Reassure them that blood pressure and heart rate rise for us all—and unless it’s sustained, it’s not of concern. Patients with chronic angina might take nitroglycerin prior to sexual activity. But if they have cardiac symptoms during sexual activity, tell them to talk to their health care provider to decide if it’s normal or if further testing is needed. Patients are also concerned about pain.

Patients with a split sternum during surgery, even after six weeks of recovery, may need a mild pain reliever prior to sexual activity if there’s discomfort. Patients with bypass surgery or surgery for congenital heart disease may have some change in body image—an ugly scar or leg incision. Health care providers need to address that.

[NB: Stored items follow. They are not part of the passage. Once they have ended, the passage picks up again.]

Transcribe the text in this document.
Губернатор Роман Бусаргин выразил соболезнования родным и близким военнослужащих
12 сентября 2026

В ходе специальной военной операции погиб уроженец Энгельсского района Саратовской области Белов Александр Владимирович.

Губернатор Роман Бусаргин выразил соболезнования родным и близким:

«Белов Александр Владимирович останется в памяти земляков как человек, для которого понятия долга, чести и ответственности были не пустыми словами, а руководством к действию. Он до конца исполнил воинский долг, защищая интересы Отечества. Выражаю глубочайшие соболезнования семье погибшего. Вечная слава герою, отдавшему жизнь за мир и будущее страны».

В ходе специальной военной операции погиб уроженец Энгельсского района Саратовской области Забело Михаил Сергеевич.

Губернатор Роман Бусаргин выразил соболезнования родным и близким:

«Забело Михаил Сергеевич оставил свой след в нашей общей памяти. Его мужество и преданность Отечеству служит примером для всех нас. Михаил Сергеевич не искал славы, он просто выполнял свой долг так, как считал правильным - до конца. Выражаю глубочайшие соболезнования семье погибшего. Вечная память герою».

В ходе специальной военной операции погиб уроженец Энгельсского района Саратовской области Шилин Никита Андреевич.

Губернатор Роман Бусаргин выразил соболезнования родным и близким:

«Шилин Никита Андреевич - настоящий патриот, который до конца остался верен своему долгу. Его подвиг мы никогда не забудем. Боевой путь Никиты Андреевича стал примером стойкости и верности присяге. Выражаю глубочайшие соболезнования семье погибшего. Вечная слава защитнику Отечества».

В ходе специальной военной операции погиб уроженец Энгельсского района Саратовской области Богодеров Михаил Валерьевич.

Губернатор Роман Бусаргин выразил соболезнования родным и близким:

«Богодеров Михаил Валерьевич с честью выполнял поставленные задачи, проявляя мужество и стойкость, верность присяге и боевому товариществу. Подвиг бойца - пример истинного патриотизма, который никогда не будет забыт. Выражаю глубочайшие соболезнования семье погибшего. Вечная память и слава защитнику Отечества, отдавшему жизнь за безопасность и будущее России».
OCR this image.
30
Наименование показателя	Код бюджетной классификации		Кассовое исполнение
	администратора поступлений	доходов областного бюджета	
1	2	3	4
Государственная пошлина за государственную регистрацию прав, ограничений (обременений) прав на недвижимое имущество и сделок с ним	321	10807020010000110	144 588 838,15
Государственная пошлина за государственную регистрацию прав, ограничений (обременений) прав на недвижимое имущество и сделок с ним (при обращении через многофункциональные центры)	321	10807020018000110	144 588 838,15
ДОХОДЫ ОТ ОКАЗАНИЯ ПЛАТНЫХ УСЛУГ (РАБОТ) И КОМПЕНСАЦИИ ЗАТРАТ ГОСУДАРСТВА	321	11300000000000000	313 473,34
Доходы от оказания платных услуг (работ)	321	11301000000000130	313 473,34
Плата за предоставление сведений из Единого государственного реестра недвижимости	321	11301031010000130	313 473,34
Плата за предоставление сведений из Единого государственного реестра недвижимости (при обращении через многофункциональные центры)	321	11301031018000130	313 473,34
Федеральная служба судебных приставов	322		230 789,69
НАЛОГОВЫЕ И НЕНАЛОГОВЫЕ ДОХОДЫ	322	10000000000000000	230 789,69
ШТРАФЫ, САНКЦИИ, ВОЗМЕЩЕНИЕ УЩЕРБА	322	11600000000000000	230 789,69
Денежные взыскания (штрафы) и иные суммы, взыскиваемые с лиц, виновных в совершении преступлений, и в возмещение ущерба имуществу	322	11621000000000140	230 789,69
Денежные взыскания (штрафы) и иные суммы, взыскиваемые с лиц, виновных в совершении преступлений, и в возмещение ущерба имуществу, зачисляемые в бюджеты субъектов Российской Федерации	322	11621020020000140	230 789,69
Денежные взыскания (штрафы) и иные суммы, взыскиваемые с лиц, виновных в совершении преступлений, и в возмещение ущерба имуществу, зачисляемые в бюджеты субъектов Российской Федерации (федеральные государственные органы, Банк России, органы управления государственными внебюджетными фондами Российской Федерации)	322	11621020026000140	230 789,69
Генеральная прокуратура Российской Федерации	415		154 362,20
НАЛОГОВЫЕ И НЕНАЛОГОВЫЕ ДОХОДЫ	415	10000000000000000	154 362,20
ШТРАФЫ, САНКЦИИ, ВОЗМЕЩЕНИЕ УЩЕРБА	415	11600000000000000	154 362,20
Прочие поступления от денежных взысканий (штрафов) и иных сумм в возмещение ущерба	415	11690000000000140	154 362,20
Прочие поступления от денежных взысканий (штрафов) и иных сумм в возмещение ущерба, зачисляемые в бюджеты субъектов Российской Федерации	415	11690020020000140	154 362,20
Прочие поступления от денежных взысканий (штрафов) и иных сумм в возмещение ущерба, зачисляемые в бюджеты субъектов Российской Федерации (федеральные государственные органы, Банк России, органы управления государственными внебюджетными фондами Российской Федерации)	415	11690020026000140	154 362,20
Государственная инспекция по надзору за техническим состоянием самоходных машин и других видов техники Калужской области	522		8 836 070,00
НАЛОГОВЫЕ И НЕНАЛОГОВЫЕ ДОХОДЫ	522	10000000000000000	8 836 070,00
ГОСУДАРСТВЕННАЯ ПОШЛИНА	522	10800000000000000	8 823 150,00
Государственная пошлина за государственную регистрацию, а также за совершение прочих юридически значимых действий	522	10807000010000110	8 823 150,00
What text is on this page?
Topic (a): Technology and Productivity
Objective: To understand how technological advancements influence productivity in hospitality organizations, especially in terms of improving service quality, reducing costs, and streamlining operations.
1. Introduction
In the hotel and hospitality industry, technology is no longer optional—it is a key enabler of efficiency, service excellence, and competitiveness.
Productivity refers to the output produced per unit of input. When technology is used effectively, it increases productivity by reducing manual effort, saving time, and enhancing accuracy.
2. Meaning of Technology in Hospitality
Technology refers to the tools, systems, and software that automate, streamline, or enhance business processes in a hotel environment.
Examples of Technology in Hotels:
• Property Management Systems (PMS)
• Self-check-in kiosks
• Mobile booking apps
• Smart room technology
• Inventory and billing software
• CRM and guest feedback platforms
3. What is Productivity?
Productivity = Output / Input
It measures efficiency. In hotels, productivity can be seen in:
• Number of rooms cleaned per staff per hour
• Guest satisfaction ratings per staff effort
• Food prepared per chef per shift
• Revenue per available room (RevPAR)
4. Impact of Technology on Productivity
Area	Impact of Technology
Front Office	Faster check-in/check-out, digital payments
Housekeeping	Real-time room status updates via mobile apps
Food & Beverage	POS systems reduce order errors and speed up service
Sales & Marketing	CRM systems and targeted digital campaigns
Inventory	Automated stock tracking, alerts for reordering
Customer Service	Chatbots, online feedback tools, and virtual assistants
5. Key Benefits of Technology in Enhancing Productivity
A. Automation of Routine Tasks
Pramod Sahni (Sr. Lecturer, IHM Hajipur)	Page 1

Should patients with a defibrillator be extra cautious?
Defibrillators may fire with sexual activity, though that occurs less often—10% or less—with newer devices. It can be frightening, so tell patients, “It won’t harm your partner. If it happens, stop, rest and report it to your health care provider at the next opportunity. If it continues to go off, get emergency treatment.”

Should partners be included in the conversation?
Research shows partners may have more anxiety and concern than patients themselves, so include them whenever possible.

What other providers should be talking to patients about this? It’s not just the hospitalist. It’s also the cardiologist, primary care physician, nurse practitioner, physician assistant, nurse and physical therapist. Put in the discharge plan, “Ms. Jones says she’s sexually active. We briefly discussed this. I’d appreciate it if you could continue this conversation with her.”

Paula S. Katz is a freelance health care writer based in Vernon Hills, Ill.